Tipp: Oft lässt sich der Umbau innerhalb weniger Tage realisieren.


7. Wärmepumpe in Kombination mit Photovoltaik: Das perfekte Duo


Die Kombination aus Wärmepumpe und Photovoltaik-Anlage (PV) ist besonders effizient. Der selbst produzierte Strom kann direkt für den Betrieb der Wärmepumpe genutzt werden – das senkt die laufenden Kosten deutlich.

Mit einem zusätzlichen Stromspeicher kann auch nachts oder bei schlechtem Wetter ein Teil des Eigenstroms genutzt werden.

Förderung? Ja! Die KfW bietet zusätzliche Programme für PV-Anlagen mit Speicher.


8. Fazit: Die Wärmepumpe ist die Zukunft – und die Gegenwart


Die Wärmepumpe ist nicht nur klimafreundlich, sondern auch wirtschaftlich attraktiv – vor allem dank der umfangreichen Förderungen im Jahr 2025. Wer heute umsteigt, profitiert von geringeren Betriebskosten, hoher Versorgungssicherheit und steigert den Wert seiner Immobilie nachhaltig.

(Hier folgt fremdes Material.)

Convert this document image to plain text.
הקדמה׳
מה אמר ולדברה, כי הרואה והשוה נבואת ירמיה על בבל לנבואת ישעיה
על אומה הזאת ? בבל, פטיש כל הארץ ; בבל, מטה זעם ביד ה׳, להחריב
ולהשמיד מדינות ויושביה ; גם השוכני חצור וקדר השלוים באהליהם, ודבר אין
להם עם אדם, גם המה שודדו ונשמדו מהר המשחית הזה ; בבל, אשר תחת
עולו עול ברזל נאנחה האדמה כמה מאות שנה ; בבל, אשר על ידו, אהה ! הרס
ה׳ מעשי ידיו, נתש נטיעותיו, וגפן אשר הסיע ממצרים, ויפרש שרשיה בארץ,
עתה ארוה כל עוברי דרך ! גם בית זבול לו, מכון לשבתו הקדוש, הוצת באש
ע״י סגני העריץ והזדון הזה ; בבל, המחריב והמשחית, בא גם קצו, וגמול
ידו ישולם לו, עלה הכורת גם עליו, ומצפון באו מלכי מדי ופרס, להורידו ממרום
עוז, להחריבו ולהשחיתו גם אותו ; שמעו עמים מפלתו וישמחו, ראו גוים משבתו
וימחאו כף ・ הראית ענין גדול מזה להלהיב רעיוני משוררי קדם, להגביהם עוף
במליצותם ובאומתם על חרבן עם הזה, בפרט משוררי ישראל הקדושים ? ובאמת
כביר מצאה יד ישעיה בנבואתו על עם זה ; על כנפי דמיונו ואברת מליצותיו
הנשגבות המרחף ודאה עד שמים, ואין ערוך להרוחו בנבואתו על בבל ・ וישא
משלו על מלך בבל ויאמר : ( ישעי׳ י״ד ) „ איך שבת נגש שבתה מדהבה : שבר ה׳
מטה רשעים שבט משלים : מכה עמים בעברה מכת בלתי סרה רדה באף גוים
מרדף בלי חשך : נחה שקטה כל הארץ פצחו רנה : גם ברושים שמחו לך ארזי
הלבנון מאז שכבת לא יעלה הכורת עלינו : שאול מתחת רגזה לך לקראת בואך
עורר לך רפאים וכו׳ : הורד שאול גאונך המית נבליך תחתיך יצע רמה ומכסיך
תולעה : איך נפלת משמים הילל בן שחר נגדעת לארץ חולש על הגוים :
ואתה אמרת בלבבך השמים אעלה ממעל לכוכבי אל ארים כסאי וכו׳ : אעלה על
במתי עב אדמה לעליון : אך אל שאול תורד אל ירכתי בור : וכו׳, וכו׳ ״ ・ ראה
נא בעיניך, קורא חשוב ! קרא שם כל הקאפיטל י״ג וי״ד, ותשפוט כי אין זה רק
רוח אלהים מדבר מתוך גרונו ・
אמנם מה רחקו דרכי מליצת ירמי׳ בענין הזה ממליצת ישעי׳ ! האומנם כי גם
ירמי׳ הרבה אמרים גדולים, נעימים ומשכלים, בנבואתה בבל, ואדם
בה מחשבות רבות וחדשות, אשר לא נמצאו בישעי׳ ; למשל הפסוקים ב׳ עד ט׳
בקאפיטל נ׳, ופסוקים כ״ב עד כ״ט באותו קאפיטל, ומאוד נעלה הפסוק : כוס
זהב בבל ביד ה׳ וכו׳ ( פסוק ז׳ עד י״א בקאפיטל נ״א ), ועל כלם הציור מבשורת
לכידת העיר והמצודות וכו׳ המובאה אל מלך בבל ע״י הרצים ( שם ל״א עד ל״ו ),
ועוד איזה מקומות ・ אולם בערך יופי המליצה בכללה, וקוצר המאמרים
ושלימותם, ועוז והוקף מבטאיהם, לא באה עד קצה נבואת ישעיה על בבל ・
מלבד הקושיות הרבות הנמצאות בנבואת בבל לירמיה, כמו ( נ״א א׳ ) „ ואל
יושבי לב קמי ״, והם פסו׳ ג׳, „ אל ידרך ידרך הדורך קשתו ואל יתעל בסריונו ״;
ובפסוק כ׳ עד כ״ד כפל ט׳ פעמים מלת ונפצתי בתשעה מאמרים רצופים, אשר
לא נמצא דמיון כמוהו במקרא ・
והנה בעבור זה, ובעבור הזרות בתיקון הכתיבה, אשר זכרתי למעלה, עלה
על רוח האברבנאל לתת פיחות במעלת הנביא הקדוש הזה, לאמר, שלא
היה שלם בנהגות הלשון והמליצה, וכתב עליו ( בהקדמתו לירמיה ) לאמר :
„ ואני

Ob Neubau oder Altbau, ob mit Gas, Öl oder Strom beheizt: Eine Wärmepumpe ist fast immer eine gute Wahl – besonders, wenn man die Investition mit staatlicher Hilfe clever plant.


Sie denken über den Umstieg auf eine Wärmepumpe nach? Gerne unterstützen wir Sie bei der Planung, Beratung zu Fördermöglichkeiten und vermitteln Ihnen zuverlässige Partner für den Einbau – sprechen Sie uns einfach an!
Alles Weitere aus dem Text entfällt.